Quali sono, secondo lei, le condizioni – o meglio le precondizioni – affinché un’azienda possa costruire una governance il più possibile evoluta di Corporate Wellbeing?
Per costruire una governance evoluta di Corporate Wellbeing servono prima di tutto consapevolezza e responsabilità autentica. Oggi non bastano più strumenti e iniziative: serve una cultura aziendale che metta davvero la persona al centro, con coraggio e coerenza e dove HR gioca un ruolo fondamentale, direi imprescindibile.
In Open Fiber, abbiamo un programma di welfare solido e strutturato. Ma ciò che ha fatto la differenza è stata la capacità di ascoltare in profondità: capire i bisogni reali delle persone, anche quelli più silenziosi, quelli che non emergono nelle survey ma nella quotidianità.
Una governance evoluta nasce quando il wellbeing smette di essere un progetto e diventa parte dell’identità dell’azienda. Serve una leadership empatica, trasversale, capace di unire Top Management e dipendenti. Serve il coinvolgimento di tutte e tutti per costruire il benessere per le persone.
Infine, il wellbeing non è mai “dato”: è un sistema vivo, che ascolta e che cambia. E se c’è una condizione fondamentale, è proprio questa: credere che prendersi cura delle persone non sia solo giusto, o forse utile, ma sia il modo migliore per crescere come azienda, e come comunità.
Qual è il valore degli obiettivi dichiarati all’interno di una governance evoluta? E che ruolo giocano se integrati nella strategia ESG?
Gli obiettivi dichiarati, in una governance evoluta, non sono solo promesse: sono impegni che parlano il linguaggio della coerenza. Hanno valore perché danno direzione, rendono visibile la volontà dell’azienda di “prendersi cura”, con intenzione e responsabilità.

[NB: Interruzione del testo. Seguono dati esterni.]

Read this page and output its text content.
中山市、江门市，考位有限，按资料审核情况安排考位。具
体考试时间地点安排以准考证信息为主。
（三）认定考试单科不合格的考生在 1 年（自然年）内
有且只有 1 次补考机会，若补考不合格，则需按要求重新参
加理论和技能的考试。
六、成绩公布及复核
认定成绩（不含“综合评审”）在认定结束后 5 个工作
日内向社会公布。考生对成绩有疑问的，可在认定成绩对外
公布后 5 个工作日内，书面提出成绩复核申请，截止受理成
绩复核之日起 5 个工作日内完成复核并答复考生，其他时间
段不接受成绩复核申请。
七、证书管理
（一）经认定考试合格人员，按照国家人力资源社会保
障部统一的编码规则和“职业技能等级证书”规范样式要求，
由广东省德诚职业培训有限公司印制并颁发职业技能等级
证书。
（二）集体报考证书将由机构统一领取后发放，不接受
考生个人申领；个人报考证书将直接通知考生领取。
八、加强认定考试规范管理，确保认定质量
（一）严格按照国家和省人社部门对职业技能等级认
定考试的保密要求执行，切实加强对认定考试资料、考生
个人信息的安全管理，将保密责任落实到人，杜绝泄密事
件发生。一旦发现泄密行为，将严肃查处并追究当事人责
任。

Quando questi obiettivi si integrano nella strategia ESG, il loro impatto si amplifica. Perché il wellbeing non è più qualcosa di ‘in più’, ma diventa parte del modo stesso in cui l’azienda genera valore: per le persone, per l’ambiente, per la società.
Inserire obiettivi di benessere nelle metriche ESG significa dire, a voce alta, che il valore umano è un valore concreto e strategico. Significa scegliere di crescere insieme, in modo sostenibile, umano e duraturo.

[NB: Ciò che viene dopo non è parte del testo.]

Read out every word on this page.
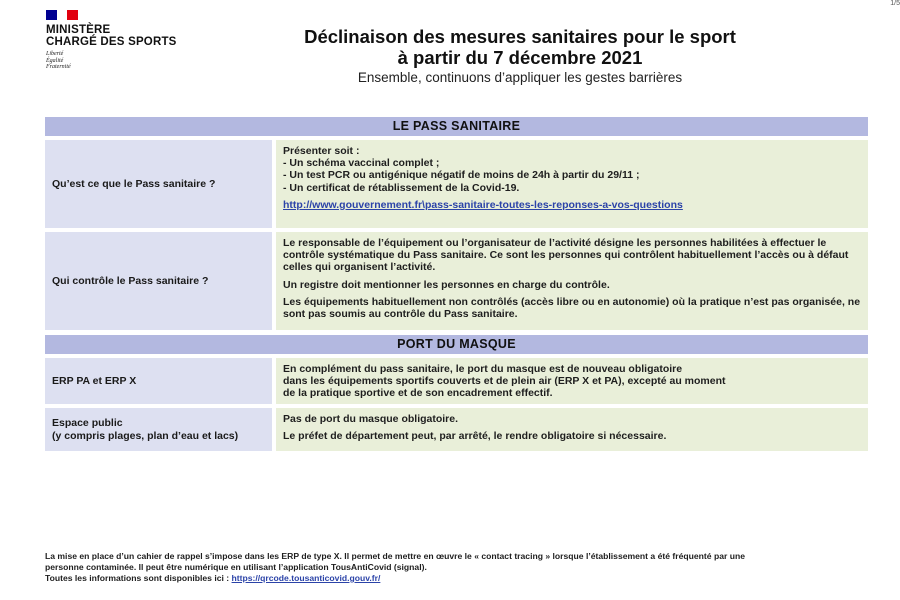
1/5
MINISTÈRE
CHARGÉ DES SPORTS
Liberté
Égalité
Fraternité
Déclinaison des mesures sanitaires pour le sport
à partir du 7 décembre 2021
Ensemble, continuons d’appliquer les gestes barrières
LE PASS SANITAIRE
Qu’est ce que le Pass sanitaire ?

Présenter soit :

- Un schéma vaccinal complet ;

- Un test PCR ou antigénique négatif de moins de 24h à partir du 29/11 ;

- Un certificat de rétablissement de la Covid-19.

http://www.gouvernement.fr\pass-sanitaire-toutes-les-reponses-a-vos-questions

Qui contrôle le Pass sanitaire ?

Le responsable de l’équipement ou l’organisateur de l’activité désigne les personnes habilitées à effectuer le contrôle systématique du Pass sanitaire. Ce sont les personnes qui contrôlent habituellement l’accès ou à défaut celles qui organisent l’activité.

Un registre doit mentionner les personnes en charge du contrôle.

Les équipements habituellement non contrôlés (accès libre ou en autonomie) où la pratique n’est pas organisée, ne sont pas soumis au contrôle du Pass sanitaire.

PORT DU MASQUE
ERP PA et ERP X

En complément du pass sanitaire, le port du masque est de nouveau obligatoire

dans les équipements sportifs couverts et de plein air (ERP X et PA), excepté au moment

de la pratique sportive et de son encadrement effectif.

Espace public
(y compris plages, plan d’eau et lacs)

Pas de port du masque obligatoire.

Le préfet de département peut, par arrêté, le rendre obligatoire si nécessaire.

La mise en place d’un cahier de rappel s’impose dans les ERP de type X. Il permet de mettre en œuvre le « contact tracing » lorsque l’établissement a été fréquenté par une

personne contaminée. Il peut être numérique en utilisant l’application TousAntiCovid (signal).

Toutes les informations sont disponibles ici : https://qrcode.tousanticovid.gouv.fr/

Considerato il contesto italiano e il contesto organizzativo di Open Fiber, quali sono secondo lei le principali barriere – culturali e organizzative – che possono rallentare il cambiamento?
Le barriere ci sono, e spesso non sono tecnologiche o di budget. Sono culturali. In Italia, e soprattutto in contesti organizzativi complessi, la prima resistenza viene da una visione ‘tradizionale’ del lavoro: l’idea che il benessere sia qualcosa di accessorio, non strategico. Un ‘benefit’, non un driver di performance e di sostenibilità.
Poi c’è la difficoltà – umana, prima ancora che organizzativa – di cambiare abitudini e mentalità. Parlare di benessere significa aprire conversazioni nuove, a volte scomode, che richiedono empatia, ascolto e anche una certa vulnerabilità da parte della leadership.
Un’altra barriera è l’iper-strutturazione. In aziende grandi e complesse, i processi possono diventare rigidi. E quando si parla di wellbeing, serve invece flessibilità, capacità di adattarsi alle persone, ai loro momenti di vita, alle loro esigenze in evoluzione.
Infine, c’è una sfida più sottile ma decisiva: trasformare il wellbeing da 'tema HR' a responsabilità condivisa. Finché non entra nel mindset dei manager, nei KPI della leadership, nelle scelte strategiche, rischia di restare confinato in progetti anche belli, ma scollegati dal disegno più ampio di un’azienda.
Credo profondamente che queste barriere si possano superare. Perché ogni volta che una persona si sente valorizzata, ascoltata e supportata davvero, quel cambiamento prende forma e diventa cultura.
Guardando ai prossimi cinque anni, quali saranno secondo lei le principali challenge del suo ruolo da HR?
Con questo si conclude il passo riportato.